Cleanups of unauthorized homeless encampments in Seattle will no longer be monitored by the city’s civil-rights office, officials confirmed Wednesday.
That role will be assumed by staffers from the city’s office of Finance and Administrative Services (FAS), said department director Chris Potter.
Potter said civil-rights monitors are taking part in encampment removals now and will through the end of the year. But starting Jan. 1, the monitors will no longer be involved, he said.
An FAS field coordinator will be present at every removal, however, Potter said. That person will have the authority to halt removals not being carried out in accordance with the city’s protocols, he said.
If something goes wrong, “They’ll call off the cleanup,” Potter said.
The reason for the change was not immediately made clear. While the monitors have had a “positive impact,” the city is moving forward with “routinizing camp removals and cleanups,” Potter said at a Wednesday City Council committee meeting.
City Councilwoman Lisa Herbold called the move “premature,” adding that she will ask Mayor Ed Murray to reconsider.
“It’s pretty clear that the monitoring has some real value,” Herbold said in an interview. The civil-rights office staff are more likely to make sure the city is doing the right thing “as it relates to the rights of individuals who are living outside” as opposed to being focused on managing public land, she said.
Representatives from the city’s Office of Civil Rights have been monitoring the cleanups since August, when Murray announced the program in a public note acknowledging flaws in the city’s approach to cleaning up the camps.
An August Seattle Times report found the cleanup process beset by a variety of bureaucratic failures, including missed start-times and camper complaints of lost belongings and personal keepsakes.
To help improve the city’s process, Murray empowered the monitors to halt and reschedule sweeps whenever they found that the city’s cleanup protocols were not followed.
But even as administrators began planning additional improvements, the city’s struggles to carry out the cleanups humanely and at scheduled times continued, according to handwritten notes reviewed by The Seattle Times.
From September to early November, 26 sweeps were conducted across Seattle.
Two were stopped by monitors after the Seattle Police Department officers assigned to provide security during the cleanup left, the notes state.
Another two were called off before they began when monitors found campers weren’t provided proper notice about the cleanups.

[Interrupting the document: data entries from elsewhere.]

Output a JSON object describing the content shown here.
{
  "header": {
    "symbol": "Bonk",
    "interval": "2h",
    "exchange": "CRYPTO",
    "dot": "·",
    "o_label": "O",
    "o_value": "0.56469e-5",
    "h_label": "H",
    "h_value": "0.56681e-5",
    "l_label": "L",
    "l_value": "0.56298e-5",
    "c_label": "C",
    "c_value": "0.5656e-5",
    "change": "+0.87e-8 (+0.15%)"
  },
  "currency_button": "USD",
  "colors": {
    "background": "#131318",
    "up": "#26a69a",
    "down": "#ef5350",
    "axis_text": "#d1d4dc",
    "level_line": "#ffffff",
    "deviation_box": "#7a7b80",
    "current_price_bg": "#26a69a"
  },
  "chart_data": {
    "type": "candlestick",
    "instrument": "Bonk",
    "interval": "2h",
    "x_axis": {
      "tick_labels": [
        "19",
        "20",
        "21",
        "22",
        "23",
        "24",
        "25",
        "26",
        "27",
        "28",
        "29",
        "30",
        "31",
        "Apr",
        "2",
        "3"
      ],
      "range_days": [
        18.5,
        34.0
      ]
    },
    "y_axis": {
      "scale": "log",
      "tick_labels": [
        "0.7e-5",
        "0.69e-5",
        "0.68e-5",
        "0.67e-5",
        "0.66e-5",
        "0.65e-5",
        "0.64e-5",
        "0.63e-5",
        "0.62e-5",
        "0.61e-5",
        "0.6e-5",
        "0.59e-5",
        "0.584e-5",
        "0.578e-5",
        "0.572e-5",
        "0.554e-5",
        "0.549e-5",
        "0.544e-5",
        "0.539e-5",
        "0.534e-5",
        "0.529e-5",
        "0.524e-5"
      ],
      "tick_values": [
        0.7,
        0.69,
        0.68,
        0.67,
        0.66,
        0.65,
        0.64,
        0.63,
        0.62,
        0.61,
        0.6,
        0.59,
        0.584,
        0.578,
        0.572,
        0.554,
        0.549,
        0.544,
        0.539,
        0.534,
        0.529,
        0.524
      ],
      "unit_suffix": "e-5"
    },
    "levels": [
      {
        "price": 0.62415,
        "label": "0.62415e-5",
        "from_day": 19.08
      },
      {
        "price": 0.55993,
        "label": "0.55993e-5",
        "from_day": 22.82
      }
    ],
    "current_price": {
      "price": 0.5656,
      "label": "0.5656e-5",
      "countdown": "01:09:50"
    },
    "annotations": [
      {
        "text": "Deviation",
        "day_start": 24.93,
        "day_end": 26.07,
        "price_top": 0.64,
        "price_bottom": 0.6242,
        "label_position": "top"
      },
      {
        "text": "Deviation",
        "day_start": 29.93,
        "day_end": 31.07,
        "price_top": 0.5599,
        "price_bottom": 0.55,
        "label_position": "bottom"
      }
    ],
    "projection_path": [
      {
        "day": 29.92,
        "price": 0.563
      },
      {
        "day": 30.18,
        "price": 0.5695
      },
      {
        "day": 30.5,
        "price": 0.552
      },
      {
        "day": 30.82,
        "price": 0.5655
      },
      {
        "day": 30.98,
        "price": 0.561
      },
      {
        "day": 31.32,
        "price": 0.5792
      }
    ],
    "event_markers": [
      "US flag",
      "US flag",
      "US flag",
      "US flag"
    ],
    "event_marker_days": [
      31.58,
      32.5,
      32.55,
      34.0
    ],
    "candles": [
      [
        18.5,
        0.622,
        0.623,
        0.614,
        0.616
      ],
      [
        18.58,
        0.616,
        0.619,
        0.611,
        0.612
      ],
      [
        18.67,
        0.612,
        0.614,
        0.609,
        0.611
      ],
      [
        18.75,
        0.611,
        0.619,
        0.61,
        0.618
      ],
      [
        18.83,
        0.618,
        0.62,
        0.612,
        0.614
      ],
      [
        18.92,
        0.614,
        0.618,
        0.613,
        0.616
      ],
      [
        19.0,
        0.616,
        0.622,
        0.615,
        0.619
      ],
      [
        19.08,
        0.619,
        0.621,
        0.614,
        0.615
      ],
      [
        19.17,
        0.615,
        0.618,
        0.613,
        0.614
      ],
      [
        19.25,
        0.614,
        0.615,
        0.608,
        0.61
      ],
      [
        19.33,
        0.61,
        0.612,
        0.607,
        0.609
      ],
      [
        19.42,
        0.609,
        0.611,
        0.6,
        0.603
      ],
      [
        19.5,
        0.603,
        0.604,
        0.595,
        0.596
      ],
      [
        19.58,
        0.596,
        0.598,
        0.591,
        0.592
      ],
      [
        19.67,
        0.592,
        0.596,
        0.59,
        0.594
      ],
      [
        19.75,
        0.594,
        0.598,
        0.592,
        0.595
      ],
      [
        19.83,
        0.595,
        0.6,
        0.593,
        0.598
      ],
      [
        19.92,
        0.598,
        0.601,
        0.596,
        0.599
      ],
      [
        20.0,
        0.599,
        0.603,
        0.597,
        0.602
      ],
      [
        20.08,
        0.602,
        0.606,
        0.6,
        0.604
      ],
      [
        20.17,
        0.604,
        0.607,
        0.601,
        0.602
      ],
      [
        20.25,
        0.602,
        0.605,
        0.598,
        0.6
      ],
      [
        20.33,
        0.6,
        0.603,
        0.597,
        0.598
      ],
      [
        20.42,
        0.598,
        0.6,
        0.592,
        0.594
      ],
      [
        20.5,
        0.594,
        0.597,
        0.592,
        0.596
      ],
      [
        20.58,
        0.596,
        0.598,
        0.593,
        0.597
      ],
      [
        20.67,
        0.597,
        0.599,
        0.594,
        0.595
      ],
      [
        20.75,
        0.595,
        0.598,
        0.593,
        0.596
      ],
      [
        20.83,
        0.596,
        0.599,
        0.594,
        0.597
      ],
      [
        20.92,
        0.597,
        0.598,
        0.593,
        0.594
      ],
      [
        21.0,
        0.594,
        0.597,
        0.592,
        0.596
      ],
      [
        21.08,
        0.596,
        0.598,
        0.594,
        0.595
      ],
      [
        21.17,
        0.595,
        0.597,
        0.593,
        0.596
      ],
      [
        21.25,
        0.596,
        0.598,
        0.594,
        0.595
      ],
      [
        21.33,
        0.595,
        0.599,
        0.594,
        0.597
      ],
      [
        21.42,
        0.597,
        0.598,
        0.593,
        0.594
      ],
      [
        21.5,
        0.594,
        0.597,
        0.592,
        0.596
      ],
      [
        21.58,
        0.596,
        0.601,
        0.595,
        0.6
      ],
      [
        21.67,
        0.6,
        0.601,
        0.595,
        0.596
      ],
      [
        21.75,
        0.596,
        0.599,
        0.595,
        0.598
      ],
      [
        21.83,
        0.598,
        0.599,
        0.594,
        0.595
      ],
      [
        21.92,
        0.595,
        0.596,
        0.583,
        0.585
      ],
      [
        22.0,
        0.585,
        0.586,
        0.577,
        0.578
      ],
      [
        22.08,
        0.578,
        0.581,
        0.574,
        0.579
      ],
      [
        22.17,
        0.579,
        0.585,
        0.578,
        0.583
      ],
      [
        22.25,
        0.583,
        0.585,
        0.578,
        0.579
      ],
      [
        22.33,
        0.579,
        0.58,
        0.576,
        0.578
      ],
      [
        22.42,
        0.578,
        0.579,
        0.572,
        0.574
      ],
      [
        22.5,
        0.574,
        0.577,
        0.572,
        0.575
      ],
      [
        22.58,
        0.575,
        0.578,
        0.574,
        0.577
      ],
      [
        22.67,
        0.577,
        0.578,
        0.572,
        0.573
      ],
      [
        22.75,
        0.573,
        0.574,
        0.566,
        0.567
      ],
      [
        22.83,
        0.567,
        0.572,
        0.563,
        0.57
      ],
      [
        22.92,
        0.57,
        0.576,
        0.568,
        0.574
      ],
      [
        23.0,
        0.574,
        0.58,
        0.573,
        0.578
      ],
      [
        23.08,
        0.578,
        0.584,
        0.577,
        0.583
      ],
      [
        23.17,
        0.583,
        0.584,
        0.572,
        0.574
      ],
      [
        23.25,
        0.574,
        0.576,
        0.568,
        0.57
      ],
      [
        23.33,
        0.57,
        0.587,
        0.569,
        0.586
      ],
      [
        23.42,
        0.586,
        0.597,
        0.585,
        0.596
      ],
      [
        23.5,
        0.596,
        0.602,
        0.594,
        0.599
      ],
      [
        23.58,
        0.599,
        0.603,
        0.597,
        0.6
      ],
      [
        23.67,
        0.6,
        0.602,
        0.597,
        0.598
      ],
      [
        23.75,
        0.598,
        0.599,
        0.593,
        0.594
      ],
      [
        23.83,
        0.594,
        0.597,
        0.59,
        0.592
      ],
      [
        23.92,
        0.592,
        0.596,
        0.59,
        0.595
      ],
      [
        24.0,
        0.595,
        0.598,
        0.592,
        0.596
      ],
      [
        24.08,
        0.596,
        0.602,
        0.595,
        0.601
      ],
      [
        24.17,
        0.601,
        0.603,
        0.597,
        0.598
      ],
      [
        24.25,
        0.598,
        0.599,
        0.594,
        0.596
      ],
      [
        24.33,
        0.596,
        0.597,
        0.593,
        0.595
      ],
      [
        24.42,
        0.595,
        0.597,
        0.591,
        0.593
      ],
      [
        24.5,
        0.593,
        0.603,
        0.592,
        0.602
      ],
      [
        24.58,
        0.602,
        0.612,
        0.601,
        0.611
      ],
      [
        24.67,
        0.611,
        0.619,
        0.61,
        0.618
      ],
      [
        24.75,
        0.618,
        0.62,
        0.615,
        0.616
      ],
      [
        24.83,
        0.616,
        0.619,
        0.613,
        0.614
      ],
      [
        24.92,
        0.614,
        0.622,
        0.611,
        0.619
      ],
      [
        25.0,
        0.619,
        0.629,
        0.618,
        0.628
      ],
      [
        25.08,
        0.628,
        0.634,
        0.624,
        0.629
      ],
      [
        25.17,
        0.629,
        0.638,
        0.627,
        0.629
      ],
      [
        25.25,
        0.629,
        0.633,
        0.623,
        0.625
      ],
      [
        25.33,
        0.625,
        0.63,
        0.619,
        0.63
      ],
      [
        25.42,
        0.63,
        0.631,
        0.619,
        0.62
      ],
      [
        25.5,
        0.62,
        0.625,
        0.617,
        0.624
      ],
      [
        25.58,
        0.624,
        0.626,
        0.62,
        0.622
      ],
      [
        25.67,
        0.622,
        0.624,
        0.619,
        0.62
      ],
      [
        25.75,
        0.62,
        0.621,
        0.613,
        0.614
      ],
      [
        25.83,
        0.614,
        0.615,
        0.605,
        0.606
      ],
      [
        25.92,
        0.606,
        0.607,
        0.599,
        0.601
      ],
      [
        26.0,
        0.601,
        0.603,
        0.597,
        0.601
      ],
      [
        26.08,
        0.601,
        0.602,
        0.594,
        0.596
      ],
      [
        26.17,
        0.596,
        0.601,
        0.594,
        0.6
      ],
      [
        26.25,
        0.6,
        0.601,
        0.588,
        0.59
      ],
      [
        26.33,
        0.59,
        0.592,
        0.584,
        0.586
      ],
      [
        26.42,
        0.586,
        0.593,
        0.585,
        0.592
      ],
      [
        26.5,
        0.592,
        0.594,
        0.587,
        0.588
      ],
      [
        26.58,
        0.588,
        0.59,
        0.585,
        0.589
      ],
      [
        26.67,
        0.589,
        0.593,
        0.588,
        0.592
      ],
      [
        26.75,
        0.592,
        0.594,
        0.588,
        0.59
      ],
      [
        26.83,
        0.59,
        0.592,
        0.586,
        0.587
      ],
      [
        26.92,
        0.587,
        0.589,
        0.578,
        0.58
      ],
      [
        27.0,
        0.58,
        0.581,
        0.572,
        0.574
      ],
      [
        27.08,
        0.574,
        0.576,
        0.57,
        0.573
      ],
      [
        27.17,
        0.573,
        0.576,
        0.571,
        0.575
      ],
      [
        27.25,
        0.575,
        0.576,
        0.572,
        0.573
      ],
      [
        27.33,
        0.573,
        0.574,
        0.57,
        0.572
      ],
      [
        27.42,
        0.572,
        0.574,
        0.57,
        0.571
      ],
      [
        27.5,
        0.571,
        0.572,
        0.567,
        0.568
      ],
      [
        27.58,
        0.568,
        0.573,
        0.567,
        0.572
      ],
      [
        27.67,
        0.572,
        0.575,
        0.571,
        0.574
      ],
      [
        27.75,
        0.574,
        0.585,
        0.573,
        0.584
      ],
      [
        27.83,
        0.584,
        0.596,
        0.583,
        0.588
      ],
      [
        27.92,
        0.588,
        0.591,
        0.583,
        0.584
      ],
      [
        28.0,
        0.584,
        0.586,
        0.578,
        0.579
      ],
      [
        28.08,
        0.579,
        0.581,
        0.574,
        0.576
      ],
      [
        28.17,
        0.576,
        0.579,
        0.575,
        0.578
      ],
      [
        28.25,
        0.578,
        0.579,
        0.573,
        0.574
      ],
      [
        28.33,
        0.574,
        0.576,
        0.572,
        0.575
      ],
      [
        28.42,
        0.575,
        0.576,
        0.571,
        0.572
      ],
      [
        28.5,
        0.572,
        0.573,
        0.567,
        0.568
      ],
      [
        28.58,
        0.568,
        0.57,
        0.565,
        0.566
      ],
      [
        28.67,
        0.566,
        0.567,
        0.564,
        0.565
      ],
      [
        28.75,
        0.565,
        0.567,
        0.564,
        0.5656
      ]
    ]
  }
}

According to city officials, additional improvements to the city’s camp-cleanup protocols are still in the planning stages. The proposed changes are part of a plan the mayor unveiled in October, when the City Council was debating changes related to illegal camping.
The mayor’s plan heads off an August City Council ordinance initially proposed by the American Civil Liberties Union (ACLU), Columbia Legal Services and other groups that advocate for the rights of the homeless.
Additional details of the mayor’s proposed plan are scheduled for release to the City Council in January.